With considerable excitement, the founders of an educational services company acquired a set of curriculum tools and a consulting services group to extended its course management offering. Excitement turned to frustration when Instead of accelerating growth as expected, it stalled. Very few schools bought more than one offering. None bought all three. Worse, the triple business unit structure led to internal strife over resources.
The CEO’s vision of a synergistic three-part offering for the K-12 school market created more frustration than revenue. The two software applications didn’t integrate and the consulting group prioritized generating consulting revenue over supporting the firm’s software applications. Separate sales forces and management teams made the integrated vision intended as a competitive differentiator ring hollow to customers and created openings for competitors.
So, why not just integrate the offerings? Limited cash reserves and a reluctance to “bet the farm” meant the Board was only willing to fund a limited set of upgrades. The leaders of each business unit—which happened to be the three primary stockholders—lobbied to prioritize upgrades to their individual offerings over the integration work needed to fulfill the company’s vision. The company and management team were at a crossroads.
A series of conversations and facilitated working sessions revealed internal doubts about the integrated vision. Probing deeply into each business unit and forcing them to think in terms of the value created for the schools they served slowly changed the dynamic. Yes, the discussion highlighted some limitations and gaps which called for product upgrades, but a surprising number of vectors pointed toward working more closely with the other two business units. In an a-ha moment, all three principals agreed on language that expressed a genuinely shared vision.

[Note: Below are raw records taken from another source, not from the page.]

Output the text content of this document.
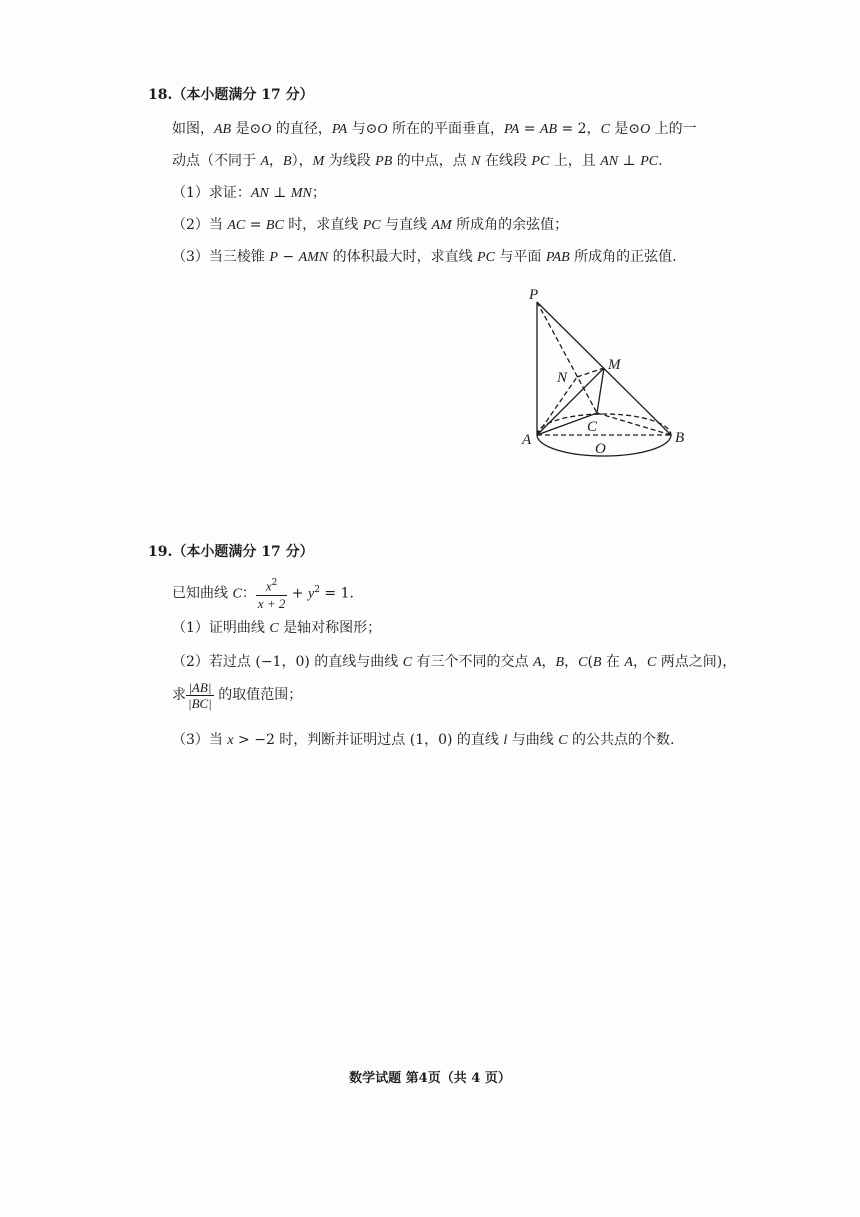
18.（本小题满分 17 分）
如图，AB 是⊙O 的直径，PA 与⊙O 所在的平面垂直，PA = AB = 2，C 是⊙O 上的一
动点（不同于 A，B），M 为线段 PB 的中点，点 N 在线段 PC 上，且 AN ⊥ PC.
（1）求证：AN ⊥ MN；
（2）当 AC = BC 时，求直线 PC 与直线 AM 所成角的余弦值；
（3）当三棱锥 P − AMN 的体积最大时，求直线 PC 与平面 PAB 所成角的正弦值.
P
M
N
C
A	B
O
19.（本小题满分 17 分）
已知曲线 C： $\frac{x^2}{x + 2} + y^2 = 1$.
（1）证明曲线 C 是轴对称图形；
（2）若过点 (−1，0) 的直线与曲线 C 有三个不同的交点 A，B，C(B 在 A，C 两点之间)，
求 $\frac{|AB|}{|BC|}$ 的取值范围；
（3）当 x > −2 时，判断并证明过点 (1，0) 的直线 l 与曲线 C 的公共点的个数.
数学试题 第4页（共 4 页）
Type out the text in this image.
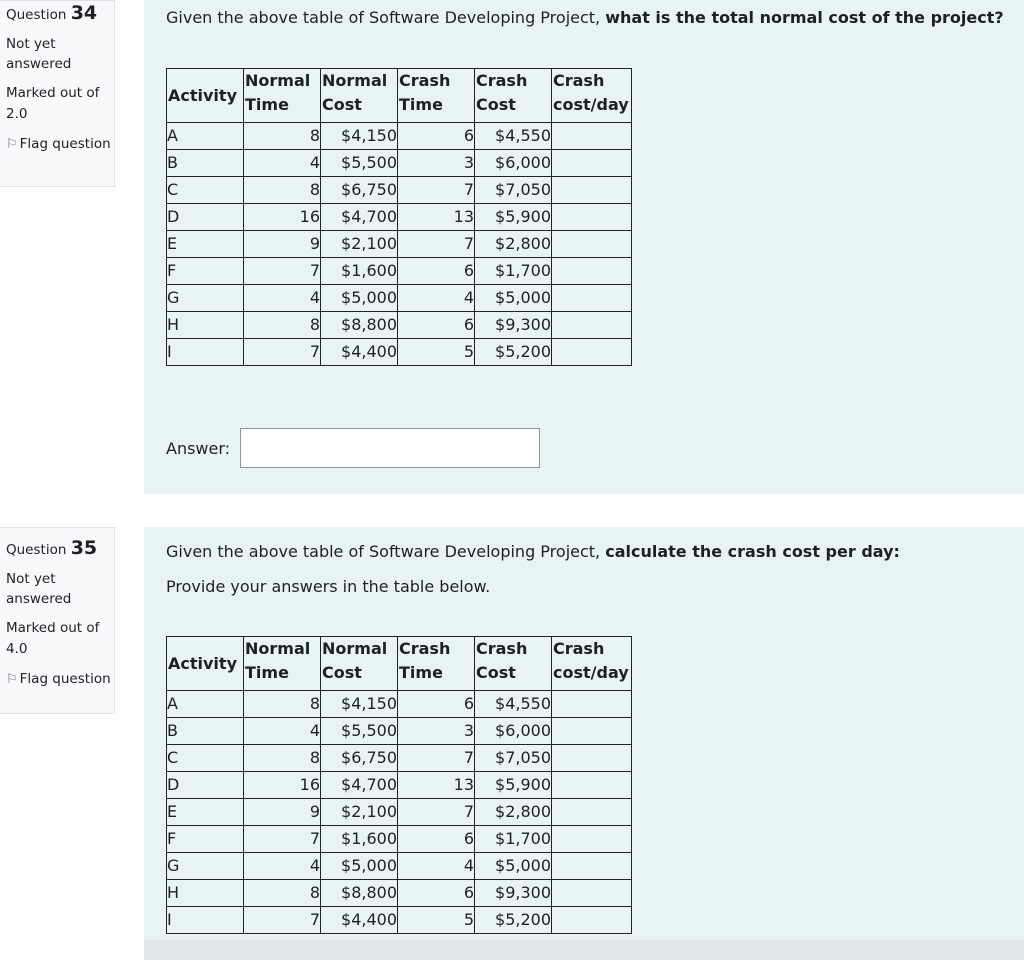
Question 34
Not yet answered
Marked out of 2.0
⚐ Flag question
Given the above table of Software Developing Project, what is the total normal cost of the project?
Activity	Normal Time	Normal Cost	Crash Time	Crash Cost	Crash cost/day
A	8	$4,150	6	$4,550	
B	4	$5,500	3	$6,000	
C	8	$6,750	7	$7,050	
D	16	$4,700	13	$5,900	
E	9	$2,100	7	$2,800	
F	7	$1,600	6	$1,700	
G	4	$5,000	4	$5,000	
H	8	$8,800	6	$9,300	
I	7	$4,400	5	$5,200	
Answer:
Question 35
Not yet answered
Marked out of 4.0
⚐ Flag question
Given the above table of Software Developing Project, calculate the crash cost per day:
Provide your answers in the table below.
Activity	Normal Time	Normal Cost	Crash Time	Crash Cost	Crash cost/day
A	8	$4,150	6	$4,550	
B	4	$5,500	3	$6,000	
C	8	$6,750	7	$7,050	
D	16	$4,700	13	$5,900	
E	9	$2,100	7	$2,800	
F	7	$1,600	6	$1,700	
G	4	$5,000	4	$5,000	
H	8	$8,800	6	$9,300	
I	7	$4,400	5	$5,200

The resulting vision wasn’t a vision-by-committee compromise, but an extension of the owners’ individual visions that rang true to each of them.
The company immediately began to re-organize and re-prioritize around its newly shared vision and strategy. Rather than creating contention, what needed to be done became obvious as the individual visions naturally aligned. The common strategy based on a shared vision created a sense of urgency within business units which were at loggerheads only weeks before. The company’s prospects improved so much that a few months later it was acquired to fill a hole in a larger company’s vision.
Deep customer insights—why your customers select your firm—form the foundation of positioning that is simple, credible, and compelling. In-depth customer interviews allow company leaders to see past their own biases and focus on why their best customers select their company.
Not every firm will be great, but any firm can be. It’s your choice.